I tried to run this script

processes_count = 5

@rout_objects = []

trap('SIGCHLD') do
  pid = Process.wait(-1, Process::WNOHANG)
  puts pid.inspect
end

processes_count.times do |index|
  puts "creating new process #{index}"
  rout, wout = IO.pipe

  pid = fork {
    $stdout.reopen wout
    rout.close

    process_name = "Process ##{index}"
    Process.setproctitle process_name

    2.times do |i|
      puts "#{process_name}: Message ##{i}"
      sleep 1
    end
    exit 0
  }
  @rout_objects << rout
  wout.close
end

loop do
  out_ready, _, _ = IO.select(@rout_objects, nil, nil)
  out_ready.each do |rout|
    begin
      puts rout.read_nonblock(100)
    rescue EOFError
      nil
    end
  end
end

it spawns 5 processes that print some lines and exit. The main process catches SIGCHLD signals to print children pids. But sometimes I see that not all SIGCHLD signals are trapped. Output example:

creating new process 0
creating new process 1
creating new process 2
creating new process 3
creating new process 4
Process #0: Message #0
Process #1: Message #0
Process #2: Message #0
Process #3: Message #0
Process #4: Message #0
Process #0: Message #1
Process #1: Message #1
Process #2: Message #1
Process #3: Message #1
Process #4: Message #1
6951
6952
6953
6954

Here we can see that only 4 SIGCHLD signals received and one is lost.
I’m using ruby 2.3.8 on Ubuntu 19.04. Why not all SIGCLD signals are catched?
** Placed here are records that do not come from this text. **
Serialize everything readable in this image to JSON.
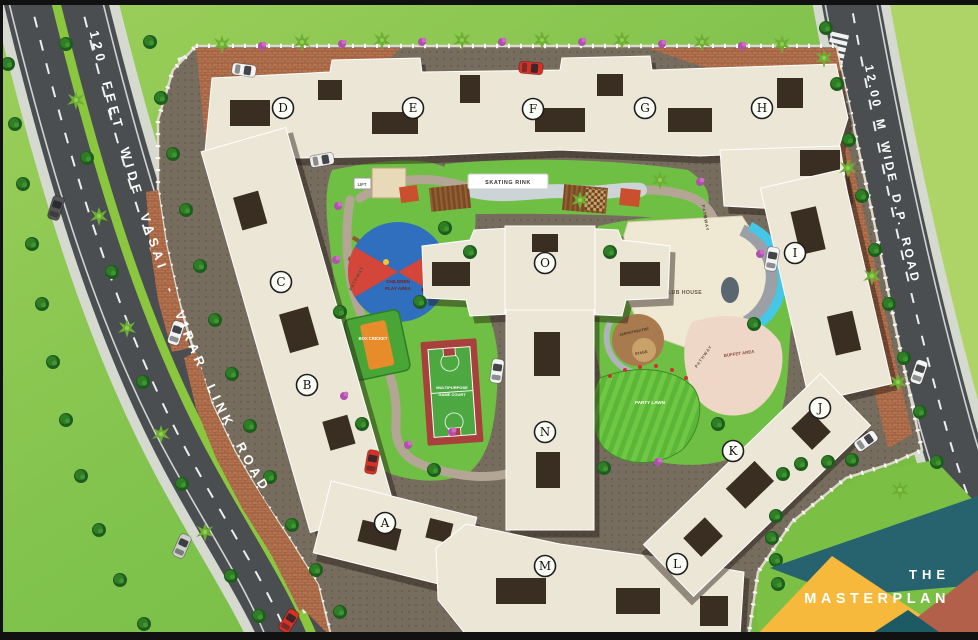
{
  "scene": {
    "name": "residential masterplan site map",
    "width": 978,
    "height": 640
  },
  "roads": {
    "left_label": "120 FEET WIDE  VASAI - VIRAR LINK ROAD",
    "right_label": "12.00 M WIDE D.P. ROAD"
  },
  "buildings": {
    "a": "A",
    "b": "B",
    "c": "C",
    "d": "D",
    "e": "E",
    "f": "F",
    "g": "G",
    "h": "H",
    "i": "I",
    "j": "J",
    "k": "K",
    "l": "L",
    "m": "M",
    "n": "N",
    "o": "O"
  },
  "amenities": {
    "skating_rink": "SKATING RINK",
    "children_play_line1": "CHILDREN",
    "children_play_line2": "PLAY AREA",
    "box_cricket": "BOX CRICKET",
    "game_court_line1": "MULTIPURPOSE",
    "game_court_line2": "GAME COURT",
    "club_house": "CLUB HOUSE",
    "amphitheatre": "AMPHITHEATRE",
    "stage": "STAGE",
    "buffet_area": "BUFFET AREA",
    "party_lawn": "PARTY LAWN",
    "pathway": "PATHWAY",
    "lift": "LIFT"
  },
  "badge": {
    "line1": "THE",
    "line2": "MASTERPLAN"
  },
  "colors": {
    "grass": "#7fc24c",
    "grass_light": "#aed468",
    "road": "#4a4e50",
    "median_green": "#8bc63f",
    "podium": "#776d5f",
    "paver": "#b57350",
    "building": "#ece6d6",
    "roof_core": "#3a2d22",
    "court_red": "#a8403c",
    "court_green": "#4ea842",
    "play_blue": "#2f6fbd",
    "play_red": "#d4453a",
    "pool_blue": "#45c8e8",
    "lawn_green": "#5cb637",
    "badge_teal": "#27626f",
    "badge_yellow": "#f6b93b",
    "badge_terracotta": "#b2604a",
    "badge_dark_teal": "#1c5a64"
  }
}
I don’t want to use waitall() or waitpid(pid_of_child) because i do not want to block main process.

specious · July 14, 2020, 4:56pm

I was able to repeat your results on a quad-core processor. It looks like a race condition in your trap. I managed to get it to work correctly by changing to

trap('SIGCHLD') do
  pid = Process.wait(-1, Process::WUNTRACED)
  puts "Child #{pid} ended"
end

I also changed your delay to sleep rand(1..5) in the children just to add some variety, and it seems to work ok. Although that’s the problem with race conditions, you can never really prove that it’s fixed, only that it isn’t occurring any more…
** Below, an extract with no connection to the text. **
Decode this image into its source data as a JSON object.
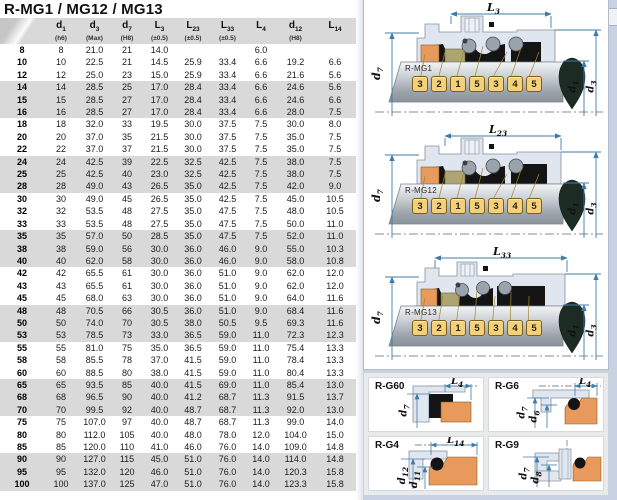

Also, the final read loop is endless, although it doesn’t actually loop forever because it eventually blocks forever on the IO.select call once the child processes go away. Might be an idea to add a read timeout on the IO.select

leksito · July 14, 2020, 6:14pm

Thank you for your reply. Your answer helped me to find the solution. All signals are sended to the main process, but trap does not catch all of them, because they do not pushed in “queue”, each new signal overrides previous. It means that if SIGCHILD received, we can call waitpid more than 1 times to check all dead child processes. The SIGCHLD handler should be:

trap('SIGCHLD') do
  while pid = Process.wait(-1, Process::WNOHANG)  rescue nil
    puts pid
  end
end

specious · July 14, 2020, 9:09pm

Nice solution. Makes sense too, if another signal arrives while the trap is already executing, how else could it work?